長崎県佐々町は、県の北部・北松浦半島の中南西部に位置する人口約14,000人(2019年6月時点)、北松浦群に属する町です。佐世保市の中心部からは北の方角に約15km、東側の堺は韮岳から牟田原に続く山脈があり、西側の堺の盲ヶ原から北側の境にある鷲尾岳まで江里山脈、この間に佐々谷と呼ぶ縦谷が形成されています。さらに、国見山を源流とする長崎県内2番目の長さを持つ佐々川が、北東から南西方向に流れており川沿いに平野が拓け、農耕地帯を形成している、このような地形を持つ町です。昭和40年頃までは炭鉱の町として栄えた歴史があり、最盛期には20,000人を超えていた人口も、炭鉱が衰退したことで一気に減少、1970年以降は少しずつ人口の増加が行われ、現在ではほぼ横ばい傾向です。

 

炭鉱が衰退した後は、農業を主産業としており、炭鉱閉山や下水道設備の整備により佐々川の水質が回復、早春のシロウオ漁やアユ釣りは長崎県佐々町の風物詩の一つです。長崎県佐々町の木材市場の現況ですが、当エリアは北西側に広大な森林が広がっており、その中心には県道227号線が通り、県道からの林道が整備されている環境からも林業も盛んに行われています。
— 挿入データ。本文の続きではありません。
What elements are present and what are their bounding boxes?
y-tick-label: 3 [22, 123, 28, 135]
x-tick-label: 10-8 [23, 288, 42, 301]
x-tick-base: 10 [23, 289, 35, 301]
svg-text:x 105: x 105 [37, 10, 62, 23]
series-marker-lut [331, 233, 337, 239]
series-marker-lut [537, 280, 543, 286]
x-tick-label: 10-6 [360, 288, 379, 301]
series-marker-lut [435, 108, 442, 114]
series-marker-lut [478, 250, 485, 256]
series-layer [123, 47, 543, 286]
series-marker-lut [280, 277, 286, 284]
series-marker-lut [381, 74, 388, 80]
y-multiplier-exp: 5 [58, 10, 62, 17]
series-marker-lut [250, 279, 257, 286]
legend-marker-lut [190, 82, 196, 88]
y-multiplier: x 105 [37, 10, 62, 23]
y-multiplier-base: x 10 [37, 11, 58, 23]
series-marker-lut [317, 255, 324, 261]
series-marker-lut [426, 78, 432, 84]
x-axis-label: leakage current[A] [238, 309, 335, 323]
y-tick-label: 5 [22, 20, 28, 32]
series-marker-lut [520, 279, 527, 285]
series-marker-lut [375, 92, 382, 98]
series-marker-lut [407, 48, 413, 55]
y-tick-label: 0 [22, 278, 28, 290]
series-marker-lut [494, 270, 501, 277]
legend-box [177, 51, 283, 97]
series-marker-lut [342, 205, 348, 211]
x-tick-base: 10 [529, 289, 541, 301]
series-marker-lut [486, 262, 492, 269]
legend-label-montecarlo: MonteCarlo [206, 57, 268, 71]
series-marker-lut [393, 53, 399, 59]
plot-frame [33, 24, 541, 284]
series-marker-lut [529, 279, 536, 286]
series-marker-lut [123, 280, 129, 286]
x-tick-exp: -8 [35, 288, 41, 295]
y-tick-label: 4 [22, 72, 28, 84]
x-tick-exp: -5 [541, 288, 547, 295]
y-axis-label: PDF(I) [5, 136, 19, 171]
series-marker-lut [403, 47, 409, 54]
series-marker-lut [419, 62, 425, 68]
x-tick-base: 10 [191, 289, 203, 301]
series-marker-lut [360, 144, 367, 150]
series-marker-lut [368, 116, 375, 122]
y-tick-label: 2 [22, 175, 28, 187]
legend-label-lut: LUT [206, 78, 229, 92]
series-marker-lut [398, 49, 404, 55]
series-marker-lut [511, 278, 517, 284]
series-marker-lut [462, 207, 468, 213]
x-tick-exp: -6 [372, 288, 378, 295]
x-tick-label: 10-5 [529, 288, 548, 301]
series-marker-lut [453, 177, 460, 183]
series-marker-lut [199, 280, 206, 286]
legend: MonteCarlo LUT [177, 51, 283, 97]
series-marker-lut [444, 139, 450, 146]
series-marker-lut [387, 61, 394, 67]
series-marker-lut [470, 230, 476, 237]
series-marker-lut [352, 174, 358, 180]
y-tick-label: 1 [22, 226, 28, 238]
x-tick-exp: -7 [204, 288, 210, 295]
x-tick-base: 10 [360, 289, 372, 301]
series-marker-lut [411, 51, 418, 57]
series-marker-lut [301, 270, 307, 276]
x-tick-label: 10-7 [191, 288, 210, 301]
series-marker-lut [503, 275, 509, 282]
ただ、他の地域同様に個人経営の森林所有者などが高齢化に伴い仕事ができなくなっているなど、深刻な問題を抱えているエリアもゼロではありません。

 

長崎県佐々町の総土地面積は3,227ヘクタールで、耕地面積は348ヘクタール(約11%)、林野面積1,778ヘクタール(約55%)です。林業経営体数は2経営体で、林業を営む企業などが定期的に人材を募集、将来の長崎県佐々町の森林を守る若い担い手を求めているのが現況です。戦後ヒノキの植栽が進められたことからも、長崎県内の森林には多くのヒノキ材が育っており、長崎県佐々町においても例外ではありません。ヒノキ材は建材や家具などに使われることが多い素材であると同時に湿気を吸い込む特性を持ちます。